If it works, I´m not going to tell my boss, or I won´t have the switch :lol:
Jerry Richardson wrote: The only other potential issue is that you may need to replace your unmanaged switch with a VLAN aware switch that can provide an upstream bridge table entry for VLAN100 (this may be the problem).
Jerry,
how can this be a problem? The switch is completely external to the communication between the two SM on VLANs, isn't it?
You could even disconnect it, it shouldn't affect tha VLAN, right?
The only reason I thought it might be an issue is if the ap forwards vlan packets to the ethernet interface.
if that is the case then without a vlan aware switch there would be nothing for the ap to forward to and the packet would be dropped.
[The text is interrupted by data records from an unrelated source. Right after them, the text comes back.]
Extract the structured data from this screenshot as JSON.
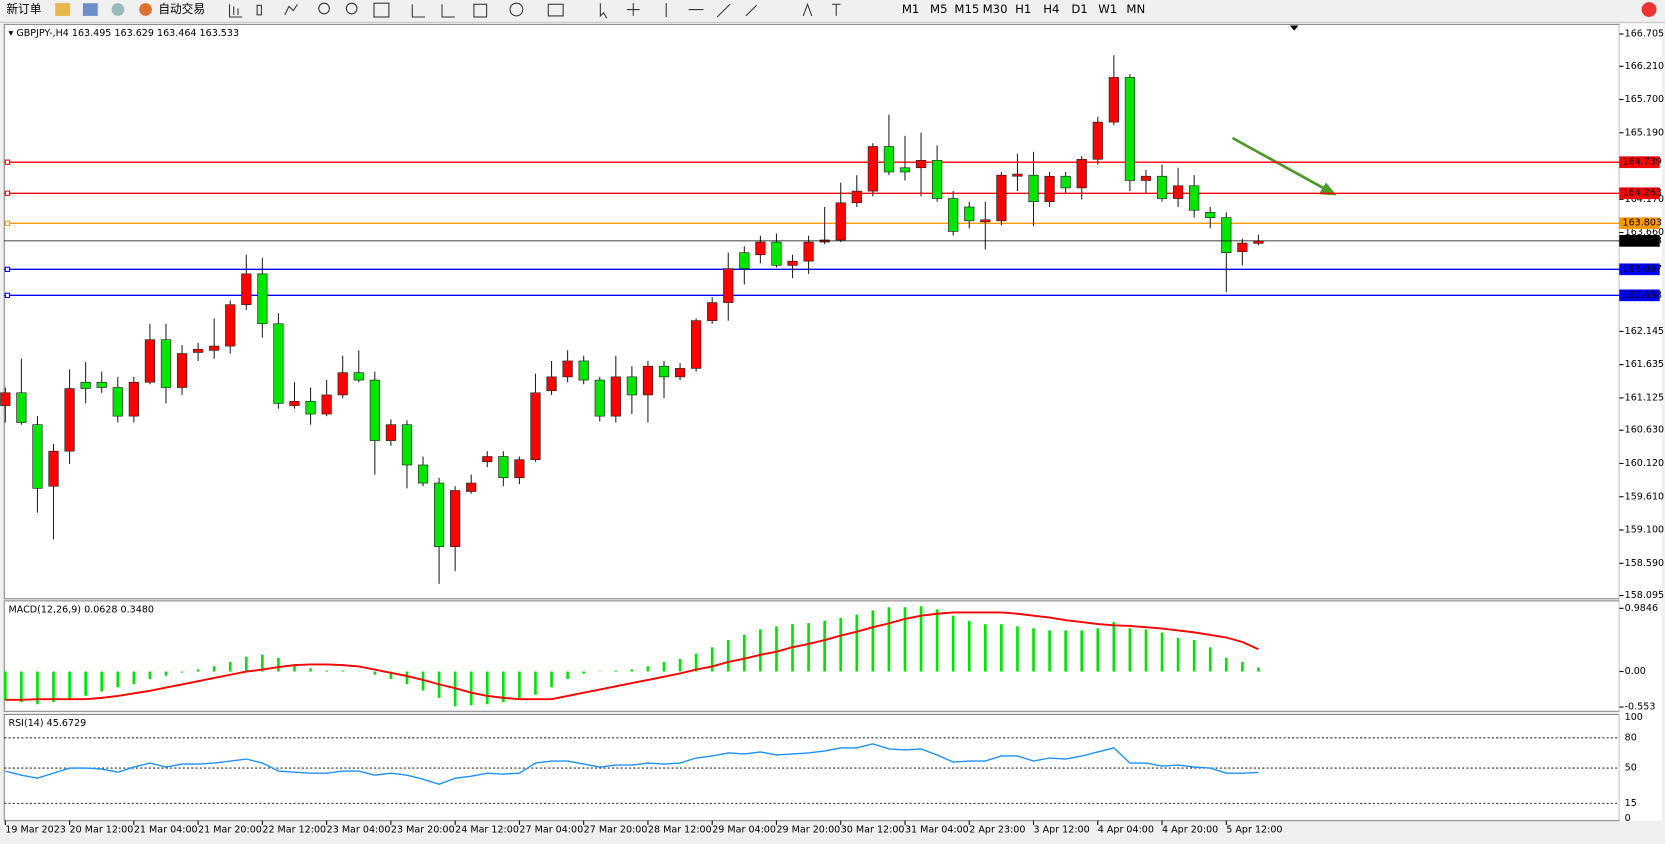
{
  "toolbar": {
    "new_order": "新订单",
    "auto_trading": "自动交易",
    "timeframes": [
      "M1",
      "M5",
      "M15",
      "M30",
      "H1",
      "H4",
      "D1",
      "W1",
      "MN"
    ]
  },
  "chart": {
    "symbol": "GBPJPY-,H4",
    "up_color": "#ff0000",
    "down_color": "#00e600",
    "candles": [
      [
        161.008,
        161.285,
        160.748,
        161.204
      ],
      [
        161.204,
        161.725,
        160.715,
        160.748
      ],
      [
        160.715,
        160.846,
        159.365,
        159.739
      ],
      [
        159.771,
        160.422,
        158.958,
        160.309
      ],
      [
        160.309,
        161.562,
        160.113,
        161.269
      ],
      [
        161.366,
        161.676,
        161.041,
        161.269
      ],
      [
        161.366,
        161.529,
        161.204,
        161.285
      ],
      [
        161.285,
        161.448,
        160.748,
        160.846
      ],
      [
        160.846,
        161.448,
        160.748,
        161.366
      ],
      [
        161.366,
        162.262,
        161.334,
        162.018
      ],
      [
        162.018,
        162.262,
        161.041,
        161.285
      ],
      [
        161.285,
        161.936,
        161.171,
        161.806
      ],
      [
        161.822,
        161.969,
        161.692,
        161.871
      ],
      [
        161.855,
        162.343,
        161.725,
        161.92
      ],
      [
        161.92,
        162.62,
        161.806,
        162.555
      ],
      [
        162.555,
        163.32,
        162.473,
        163.027
      ],
      [
        163.027,
        163.271,
        162.05,
        162.262
      ],
      [
        162.262,
        162.424,
        160.96,
        161.041
      ],
      [
        161.008,
        161.366,
        160.96,
        161.074
      ],
      [
        161.074,
        161.285,
        160.715,
        160.878
      ],
      [
        160.878,
        161.399,
        160.846,
        161.171
      ],
      [
        161.171,
        161.773,
        161.122,
        161.513
      ],
      [
        161.513,
        161.855,
        161.366,
        161.399
      ],
      [
        161.399,
        161.529,
        159.95,
        160.471
      ],
      [
        160.471,
        160.797,
        160.39,
        160.715
      ],
      [
        160.715,
        160.781,
        159.739,
        160.097
      ],
      [
        160.097,
        160.227,
        159.771,
        159.82
      ],
      [
        159.82,
        159.902,
        158.274,
        158.844
      ],
      [
        158.844,
        159.771,
        158.469,
        159.706
      ],
      [
        159.69,
        159.95,
        159.657,
        159.82
      ],
      [
        160.146,
        160.309,
        160.064,
        160.227
      ],
      [
        160.227,
        160.309,
        159.771,
        159.902
      ],
      [
        159.902,
        160.227,
        159.804,
        160.178
      ],
      [
        160.178,
        161.497,
        160.146,
        161.204
      ],
      [
        161.236,
        161.692,
        161.171,
        161.448
      ],
      [
        161.448,
        161.855,
        161.366,
        161.692
      ],
      [
        161.692,
        161.773,
        161.334,
        161.399
      ],
      [
        161.399,
        161.448,
        160.764,
        160.846
      ],
      [
        160.846,
        161.773,
        160.748,
        161.448
      ],
      [
        161.448,
        161.611,
        160.878,
        161.171
      ],
      [
        161.171,
        161.692,
        160.748,
        161.611
      ],
      [
        161.611,
        161.692,
        161.122,
        161.448
      ],
      [
        161.448,
        161.659,
        161.399,
        161.578
      ],
      [
        161.578,
        162.343,
        161.529,
        162.31
      ],
      [
        162.31,
        162.669,
        162.262,
        162.587
      ],
      [
        162.587,
        163.352,
        162.31,
        163.108
      ],
      [
        163.352,
        163.45,
        162.864,
        163.108
      ],
      [
        163.32,
        163.613,
        163.189,
        163.515
      ],
      [
        163.515,
        163.645,
        163.124,
        163.157
      ],
      [
        163.157,
        163.32,
        162.962,
        163.222
      ],
      [
        163.222,
        163.613,
        163.027,
        163.515
      ],
      [
        163.515,
        164.052,
        163.482,
        163.547
      ],
      [
        163.547,
        164.426,
        163.515,
        164.117
      ],
      [
        164.117,
        164.54,
        164.052,
        164.296
      ],
      [
        164.296,
        165.029,
        164.215,
        164.98
      ],
      [
        164.98,
        165.468,
        164.54,
        164.589
      ],
      [
        164.654,
        165.143,
        164.459,
        164.589
      ],
      [
        164.654,
        165.191,
        164.215,
        164.768
      ],
      [
        164.768,
        164.996,
        164.133,
        164.182
      ],
      [
        164.182,
        164.296,
        163.613,
        163.678
      ],
      [
        164.052,
        164.133,
        163.726,
        163.84
      ],
      [
        163.824,
        164.133,
        163.401,
        163.857
      ],
      [
        163.84,
        164.589,
        163.775,
        164.54
      ],
      [
        164.524,
        164.866,
        164.296,
        164.557
      ],
      [
        164.54,
        164.898,
        163.759,
        164.133
      ],
      [
        164.133,
        164.589,
        164.052,
        164.524
      ],
      [
        164.524,
        164.589,
        164.264,
        164.345
      ],
      [
        164.345,
        164.833,
        164.166,
        164.784
      ],
      [
        164.784,
        165.435,
        164.703,
        165.354
      ],
      [
        165.354,
        166.379,
        165.305,
        166.038
      ],
      [
        166.038,
        166.087,
        164.296,
        164.459
      ],
      [
        164.459,
        164.622,
        164.264,
        164.524
      ],
      [
        164.524,
        164.703,
        164.133,
        164.182
      ],
      [
        164.182,
        164.654,
        164.052,
        164.378
      ],
      [
        164.378,
        164.54,
        163.889,
        164.003
      ],
      [
        163.971,
        164.052,
        163.726,
        163.889
      ],
      [
        163.889,
        163.971,
        162.75,
        163.352
      ],
      [
        163.368,
        163.564,
        163.157,
        163.499
      ],
      [
        163.495,
        163.629,
        163.464,
        163.533
      ]
    ],
    "price_ticks": [
      {
        "value": 166.705,
        "label": "166.705"
      },
      {
        "value": 166.21,
        "label": "166.210"
      },
      {
        "value": 165.7,
        "label": "165.700"
      },
      {
        "value": 165.19,
        "label": "165.190"
      },
      {
        "value": 164.17,
        "label": "164.170"
      },
      {
        "value": 163.66,
        "label": "163.660"
      },
      162.145,
      161.635,
      161.125,
      {
        "value": 160.63,
        "label": "160.630"
      },
      {
        "value": 160.12,
        "label": "160.120"
      },
      {
        "value": 159.61,
        "label": "159.610"
      },
      {
        "value": 159.1,
        "label": "159.100"
      },
      {
        "value": 158.59,
        "label": "158.590"
      },
      158.095
    ],
    "lines": [
      {
        "value": 164.739,
        "color": "#ff0000"
      },
      {
        "value": 164.263,
        "color": "#ff0000"
      },
      {
        "value": 163.803,
        "color": "#ff9900"
      },
      {
        "value": 163.097,
        "color": "#0000ff"
      },
      {
        "value": 162.698,
        "color": "#0000ff"
      }
    ],
    "time_labels": [
      "19 Mar 2023",
      "20 Mar 12:00",
      "21 Mar 04:00",
      "21 Mar 20:00",
      "22 Mar 12:00",
      "23 Mar 04:00",
      "23 Mar 20:00",
      "24 Mar 12:00",
      "27 Mar 04:00",
      "27 Mar 20:00",
      "28 Mar 12:00",
      "29 Mar 04:00",
      "29 Mar 20:00",
      "30 Mar 12:00",
      "31 Mar 04:00",
      "2 Apr 23:00",
      "3 Apr 12:00",
      "4 Apr 04:00",
      "4 Apr 20:00",
      "5 Apr 12:00"
    ]
  },
  "macd": {
    "title": "MACD(12,26,9)",
    "hist_color": "#00e600",
    "signal_color": "#ff0000",
    "histogram": [
      -0.443,
      -0.476,
      -0.509,
      -0.476,
      -0.443,
      -0.377,
      -0.312,
      -0.246,
      -0.197,
      -0.115,
      -0.066,
      -0.016,
      0.033,
      0.082,
      0.148,
      0.23,
      0.263,
      0.213,
      0.098,
      0.049,
      0.016,
      0.016,
      0.005,
      -0.049,
      -0.115,
      -0.197,
      -0.295,
      -0.41,
      -0.542,
      -0.525,
      -0.509,
      -0.476,
      -0.443,
      -0.361,
      -0.246,
      -0.115,
      -0.033,
      -0.005,
      0.016,
      0.033,
      0.082,
      0.148,
      0.197,
      0.279,
      0.377,
      0.492,
      0.574,
      0.656,
      0.705,
      0.738,
      0.755,
      0.788,
      0.837,
      0.886,
      0.952,
      1.001,
      1.001,
      1.017,
      0.968,
      0.87,
      0.788,
      0.738,
      0.738,
      0.705,
      0.673,
      0.64,
      0.64,
      0.64,
      0.673,
      0.771,
      0.673,
      0.656,
      0.607,
      0.525,
      0.492,
      0.377,
      0.213,
      0.148,
      0.0628
    ],
    "signal": [
      -0.44,
      -0.44,
      -0.43,
      -0.43,
      -0.43,
      -0.43,
      -0.41,
      -0.38,
      -0.34,
      -0.3,
      -0.25,
      -0.2,
      -0.15,
      -0.1,
      -0.05,
      0,
      0.03,
      0.07,
      0.1,
      0.11,
      0.11,
      0.1,
      0.08,
      0.03,
      -0.02,
      -0.07,
      -0.13,
      -0.2,
      -0.26,
      -0.33,
      -0.38,
      -0.41,
      -0.43,
      -0.43,
      -0.43,
      -0.38,
      -0.33,
      -0.28,
      -0.23,
      -0.18,
      -0.13,
      -0.08,
      -0.03,
      0.03,
      0.08,
      0.15,
      0.2,
      0.26,
      0.31,
      0.38,
      0.43,
      0.49,
      0.56,
      0.62,
      0.69,
      0.75,
      0.82,
      0.87,
      0.9,
      0.92,
      0.92,
      0.92,
      0.92,
      0.9,
      0.87,
      0.84,
      0.8,
      0.77,
      0.74,
      0.72,
      0.71,
      0.69,
      0.67,
      0.64,
      0.61,
      0.57,
      0.53,
      0.46,
      0.348
    ],
    "signal_readout": "0.3480",
    "ticks": [
      0.9846,
      {
        "value": 0,
        "label": "0.00"
      },
      -0.553
    ]
  },
  "rsi": {
    "title": "RSI(14)",
    "color": "#1e90ff",
    "values": [
      47,
      43,
      40,
      45,
      50,
      50,
      49,
      46,
      51,
      55,
      51,
      54,
      54,
      55,
      57,
      59,
      55,
      47,
      46,
      45,
      45,
      47,
      47,
      43,
      45,
      43,
      39,
      34,
      40,
      42,
      45,
      44,
      45,
      55,
      57,
      57,
      54,
      51,
      53,
      53,
      55,
      54,
      55,
      60,
      62,
      65,
      64,
      66,
      63,
      64,
      65,
      67,
      70,
      70,
      74,
      69,
      68,
      69,
      63,
      56,
      57,
      57,
      62,
      62,
      57,
      60,
      59,
      62,
      66,
      70,
      55,
      55,
      52,
      53,
      51,
      50,
      45,
      45,
      45.6729
    ],
    "ticks": [
      100,
      80,
      50,
      15,
      0
    ]
  }
}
Would the packet truly be dropped, or would it simply “not be forwarded” because there is no VLAN mapping table?
I would think if the AP passed on a VLAN-tagged packed out its Ethernet interface, that Ethernet frame would still be tagged with a VID of 100.
Do you have SM isolation turned on? If it is enabled and the dest MAC and source MAC are on the same AP it will certainly drop it. If it’s turned off, the AP should never send that frame down the ethernet port anyway and switch it to the other SM internally.
Sorry if you already answered this question - couldn’t find any mention of this in your post.
No, I don’t have isolation enabled. I still didn’t update the version.
I have to make a short trip to update the equipment, I’m at 50 km now and don’t want to do it remotely.